E crederessi tu Sartalaquajja
A stelocànna1 come vò Felisce?
Tratanto l’arimìstica,2 e ffa e ddisce,3
4Che ccarza e vveste, magna e bbeve, e scuajja.4
Lui strilla gnao,5 lui dorce la fusajja,6
Venne er regolo,7 bbono pe’ l’alisce;
Raschia li muri, allustra la vernisce,
8Va a ppesà er fieno e a ccarreggià la pajja.
Uno che nun avessi arte né pparte,8
Pò appettàttelo9 un’antra, no Artomira,10
Che nun viè ffinta a rrivortà le carte.
12Dice er proverbio che chi ammira attira;11
E un omo, fijja, che ssa ffà ttant’arte,
Pò avé in culo ggirone e cchi lo ggira.12
Morrovalle, 25 settembre 1831.
- ↑ [“E crederesti tu che Saltalaquaglia sia a estlocanda ecc.„] L’est-locanda è un cartello scritto anche oggidì in carattere gotico, che si appone alle porte delle case da appigionarsi. Qui è metafora di “vacuità di borsa; povertà.„
- ↑ Procaccia con industria.
- ↑ E tanto fa e dice, ecc.
- ↑ Spende senza economia.
- ↑ Grido de’ venditori di carne di carogne pe’ gatti.
- ↑ Grido di venditori de’ lupini.
- ↑ Nome romano di un’erba [cioè del“regamo„] che condisce bene le alici salate, [cioè le “acciughe„].

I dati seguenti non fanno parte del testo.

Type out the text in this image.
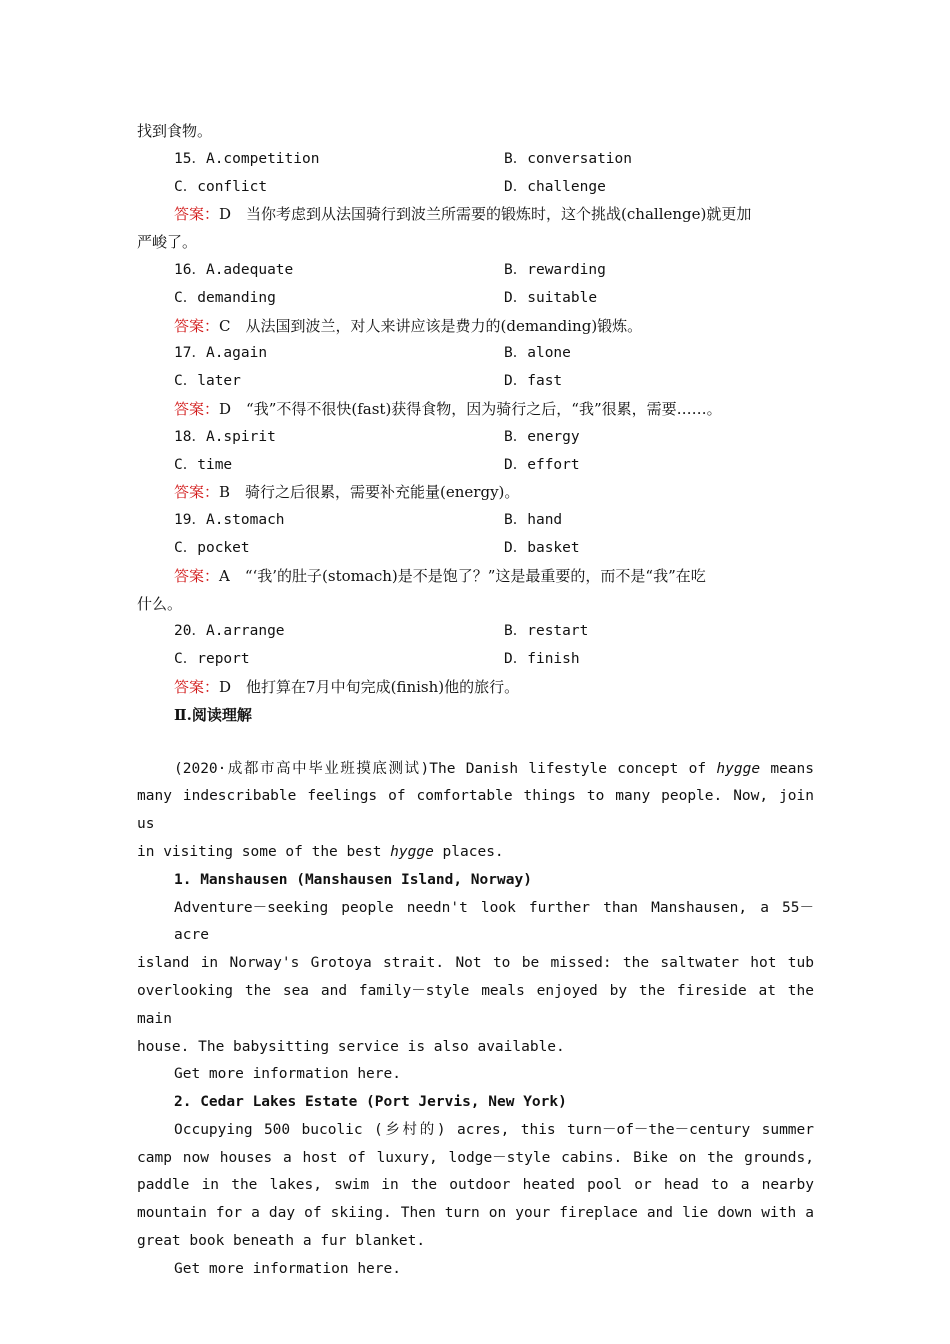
找到食物。
15．A.competition	B．conversation
C．conflict	D．challenge
答案：D　当你考虑到从法国骑行到波兰所需要的锻炼时，这个挑战(challenge)就更加
严峻了。
16．A.adequate	B．rewarding
C．demanding	D．suitable
答案：C　从法国到波兰，对人来讲应该是费力的(demanding)锻炼。
17．A.again	B．alone
C．later	D．fast
答案：D　“我”不得不很快(fast)获得食物，因为骑行之后，“我”很累，需要……。
18．A.spirit	B．energy
C．time	D．effort
答案：B　骑行之后很累，需要补充能量(energy)。
19．A.stomach	B．hand
C．pocket	D．basket
答案：A　“‘我’的肚子(stomach)是不是饱了？”这是最重要的，而不是“我”在吃
什么。
20．A.arrange	B．restart
C．report	D．finish
答案：D　他打算在7月中旬完成(finish)他的旅行。
Ⅱ.阅读理解
(2020·成都市高中毕业班摸底测试)The Danish lifestyle concept of hygge means
many indescribable feelings of comfortable things to many people. Now, join us
in visiting some of the best hygge places.
1. Manshausen (Manshausen Island, Norway)
Adventure－seeking people needn't look further than Manshausen, a 55－acre
island in Norway's Grotoya strait. Not to be missed: the saltwater hot tub
overlooking the sea and family－style meals enjoyed by the fireside at the main
house. The babysitting service is also available.
Get more information here.
2. Cedar Lakes Estate (Port Jervis, New York)
Occupying 500 bucolic (乡村的) acres, this turn－of－the－century summer
camp now houses a host of luxury, lodge－style cabins. Bike on the grounds,
paddle in the lakes, swim in the outdoor heated pool or head to a nearby
mountain for a day of skiing. Then turn on your fireplace and lie down with a
great book beneath a fur blanket.
Get more information here.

- ↑ Non sapesse e non possedesse.
- ↑ Appettare: porre in avanti con audacia.
- ↑ Altomira.
- ↑ Chi mira, tira. Metafora presa dalla venatoria.
- ↑ Checchessia e chicchessia. [È probabile che questo modo proverbiale derivi da una capricciosa allusione a Guiron li Courtois.]